Saha içinde aynı takım forması giyen oyuncuların birbirleriyle doğru zaman ve doğru yerde konuşmaları, sahaya doğru şekilde yerleşmeleri kadar önemlidir. Galatasaray savunması dün ilk 10 dakikada bu “doğru zaman ve yerde konuşma”manın faturasını ödedi. Maçın başında Muslera, Futacs ve Güven’in kaçırdıklarından sonra arkadaşlarını uyardı. Ancak arkadaşları yeteri kadar kulak asmadığı için Mersin bu kez benzer şekilde gelişen pozisyonda Güven’le öne geçti. Güven ilk yarıda o kadar çok koştu ki bir tane de kendi kalesine gol attı! Maçın skorunu belirleyen Galatasaray’ın 3. golünden önce de Güven yaptığı hatayla adeta “kendi kalesine asist” yaptı. Kariyeri boyunca geçirdiği şanssız sakatlıkların yanı sıra bu tip zorluk derecesi yüksek maçlarda Güven’in koştuğunun yarısı kadar takımı lehine etkili olamamasının bir sebebi de koşu hızıyla, top kontrol hızının bir türlü senkronize olamaması.

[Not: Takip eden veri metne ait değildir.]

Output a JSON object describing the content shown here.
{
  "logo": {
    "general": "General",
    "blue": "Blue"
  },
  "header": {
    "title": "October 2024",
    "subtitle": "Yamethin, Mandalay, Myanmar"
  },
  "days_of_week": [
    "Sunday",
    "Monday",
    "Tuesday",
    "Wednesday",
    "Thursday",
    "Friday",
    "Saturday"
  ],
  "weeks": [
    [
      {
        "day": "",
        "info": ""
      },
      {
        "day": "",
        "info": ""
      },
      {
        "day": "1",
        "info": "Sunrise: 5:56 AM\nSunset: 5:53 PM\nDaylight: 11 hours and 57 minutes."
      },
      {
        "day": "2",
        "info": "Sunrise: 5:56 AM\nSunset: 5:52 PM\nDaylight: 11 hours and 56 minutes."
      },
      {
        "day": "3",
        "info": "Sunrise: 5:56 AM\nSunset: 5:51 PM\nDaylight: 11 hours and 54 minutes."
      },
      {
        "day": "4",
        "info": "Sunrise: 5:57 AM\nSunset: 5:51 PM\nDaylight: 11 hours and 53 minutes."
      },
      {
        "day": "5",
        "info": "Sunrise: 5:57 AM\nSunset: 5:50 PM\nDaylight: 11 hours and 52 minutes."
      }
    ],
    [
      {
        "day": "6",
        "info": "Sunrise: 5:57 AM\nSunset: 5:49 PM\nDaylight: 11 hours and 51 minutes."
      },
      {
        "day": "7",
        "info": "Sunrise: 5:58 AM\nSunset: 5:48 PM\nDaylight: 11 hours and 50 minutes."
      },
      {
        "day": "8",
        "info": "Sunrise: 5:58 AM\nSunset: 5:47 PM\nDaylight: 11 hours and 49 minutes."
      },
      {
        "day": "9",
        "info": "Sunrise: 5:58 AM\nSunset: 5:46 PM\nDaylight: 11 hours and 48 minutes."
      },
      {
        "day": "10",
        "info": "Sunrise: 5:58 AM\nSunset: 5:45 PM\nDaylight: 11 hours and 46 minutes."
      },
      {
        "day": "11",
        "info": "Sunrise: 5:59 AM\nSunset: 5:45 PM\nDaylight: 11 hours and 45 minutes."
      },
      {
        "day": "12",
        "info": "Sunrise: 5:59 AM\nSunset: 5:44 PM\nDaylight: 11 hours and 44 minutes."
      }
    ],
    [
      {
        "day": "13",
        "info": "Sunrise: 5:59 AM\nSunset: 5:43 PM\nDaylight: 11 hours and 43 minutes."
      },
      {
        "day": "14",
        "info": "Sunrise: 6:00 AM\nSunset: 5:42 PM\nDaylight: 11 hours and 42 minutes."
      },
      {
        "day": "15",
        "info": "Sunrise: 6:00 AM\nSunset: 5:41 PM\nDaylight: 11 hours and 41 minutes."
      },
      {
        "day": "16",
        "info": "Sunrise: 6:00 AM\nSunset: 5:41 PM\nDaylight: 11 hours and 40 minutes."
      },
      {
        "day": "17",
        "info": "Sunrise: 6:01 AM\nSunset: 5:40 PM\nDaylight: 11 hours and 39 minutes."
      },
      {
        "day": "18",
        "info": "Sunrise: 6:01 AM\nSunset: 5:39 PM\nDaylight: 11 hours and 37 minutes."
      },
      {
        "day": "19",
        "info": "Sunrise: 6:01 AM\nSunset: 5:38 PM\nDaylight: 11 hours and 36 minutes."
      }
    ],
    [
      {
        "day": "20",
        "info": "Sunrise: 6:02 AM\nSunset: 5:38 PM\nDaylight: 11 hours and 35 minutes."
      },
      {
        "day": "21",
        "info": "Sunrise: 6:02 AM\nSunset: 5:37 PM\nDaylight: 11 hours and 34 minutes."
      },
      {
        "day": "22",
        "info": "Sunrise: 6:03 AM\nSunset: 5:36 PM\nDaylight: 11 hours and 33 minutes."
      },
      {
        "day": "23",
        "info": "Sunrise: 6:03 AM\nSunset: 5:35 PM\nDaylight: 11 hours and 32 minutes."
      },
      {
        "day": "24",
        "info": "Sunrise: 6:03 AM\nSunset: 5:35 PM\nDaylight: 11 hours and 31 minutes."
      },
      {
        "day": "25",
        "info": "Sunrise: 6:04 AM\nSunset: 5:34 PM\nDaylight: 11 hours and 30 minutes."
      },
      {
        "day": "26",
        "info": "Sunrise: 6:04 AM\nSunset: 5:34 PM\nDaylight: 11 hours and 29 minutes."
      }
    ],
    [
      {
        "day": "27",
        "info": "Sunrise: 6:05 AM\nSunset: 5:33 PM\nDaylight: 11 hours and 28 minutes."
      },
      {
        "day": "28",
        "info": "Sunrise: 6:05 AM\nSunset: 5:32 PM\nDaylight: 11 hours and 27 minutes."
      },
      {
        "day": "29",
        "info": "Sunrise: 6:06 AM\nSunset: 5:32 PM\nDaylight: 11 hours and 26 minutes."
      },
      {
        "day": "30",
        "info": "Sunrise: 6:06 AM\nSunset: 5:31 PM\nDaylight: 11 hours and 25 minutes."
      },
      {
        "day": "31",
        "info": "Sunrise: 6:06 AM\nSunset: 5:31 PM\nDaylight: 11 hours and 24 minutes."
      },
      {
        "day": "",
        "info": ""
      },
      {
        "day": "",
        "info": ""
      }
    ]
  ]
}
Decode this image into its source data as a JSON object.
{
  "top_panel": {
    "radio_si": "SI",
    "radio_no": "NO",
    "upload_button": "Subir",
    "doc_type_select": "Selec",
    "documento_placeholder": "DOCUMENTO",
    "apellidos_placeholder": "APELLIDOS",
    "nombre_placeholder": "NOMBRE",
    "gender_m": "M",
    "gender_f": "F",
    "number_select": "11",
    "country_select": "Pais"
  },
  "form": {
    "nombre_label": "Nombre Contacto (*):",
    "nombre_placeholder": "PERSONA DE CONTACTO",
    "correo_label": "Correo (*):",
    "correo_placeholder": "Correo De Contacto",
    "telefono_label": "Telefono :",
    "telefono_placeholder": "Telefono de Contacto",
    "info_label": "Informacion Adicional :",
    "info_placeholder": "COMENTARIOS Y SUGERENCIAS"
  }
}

Rıza hoca Süper Lig’e yeni çıkan bir takım için gayet iyi bir kadro kurmuş ama misal Futacs yerine oyun tarzı Nakoulma’yı daha iyi tamamlayacak bir Gekas olsaydı, Galatasaray’ın defansif zaafları sarı-kırmızılıların başına daha çok iş açabilirdi. Hamza hoca bu defansif zaafları farkında ancak sezonun 2. teknik adamı olarak bunları düzeltecek kadar zamanı yok. O yüzden Hamza hocanınbir kez daha mecburen Galatasaray’ın defansif eksiklerini, ofansif artılarıyla telafi ettiğini gördük. Mancini geldiğinde “3 öğün savunma çalışmamız gerek” diyerek Melo-Selçuk ikilisinin arkasına Ceyhun’u çapalarken takım hücumunu budamak zorunda kalmıştı. Hamza hoca ise ligi ve Türk oyuncuları daha iyi tanımanın avantajıyla tam tersini yaptı. Türkiye’de savunmacılardan ofansif verim almak, hücumculardan defansif verim almaktan daha zordur. Misal dün Galatasaray’da en etkili “defansif” verim veren oyuncu en ileri ucundaki Umut Bulut’tu. Umut’la beraber oynarken Burak da topu beklemiyor tıpkı Umut gibi topa gidiyor.
Dün gecenin iki kırılma noktası vardı. Birincisi Mersin’de sol stoperMitroviç’in 18, sol bek Vederson’un ise henüz 30. dakikada sarı kart görmesi. Bu yüzden Hamza hoca 2. yarıda, tek pas oynamak yerine kedinin yumakla oynadığı gibi topla oyalanan, dün gece hariç son zamanların etkili ismi Emre yerine tek pasçı Hamit’i sahaya sürdü. Rakibin erkenden sararan sol savunma ekseni karşısında bek-açıkta Hamit-Sabri’yi dönüşümlü kullanarak zorladı. 69’da Hakan Balta’nın 2 Mersinli’ye karşı tek kaldığında Alman altyapısı yapımı soğukkanlılık ile tecrübesini birleştirdiği an da bir başka dönüm noktasıydı. Hakan Balta tek hamleyi en doğru şekilde yaparken, Güven tek hamle yapması gereken yerde 2.cisini zorlayınca Galatasaray 2 hızlı tek pasla zor maçı kolaylaştırdı.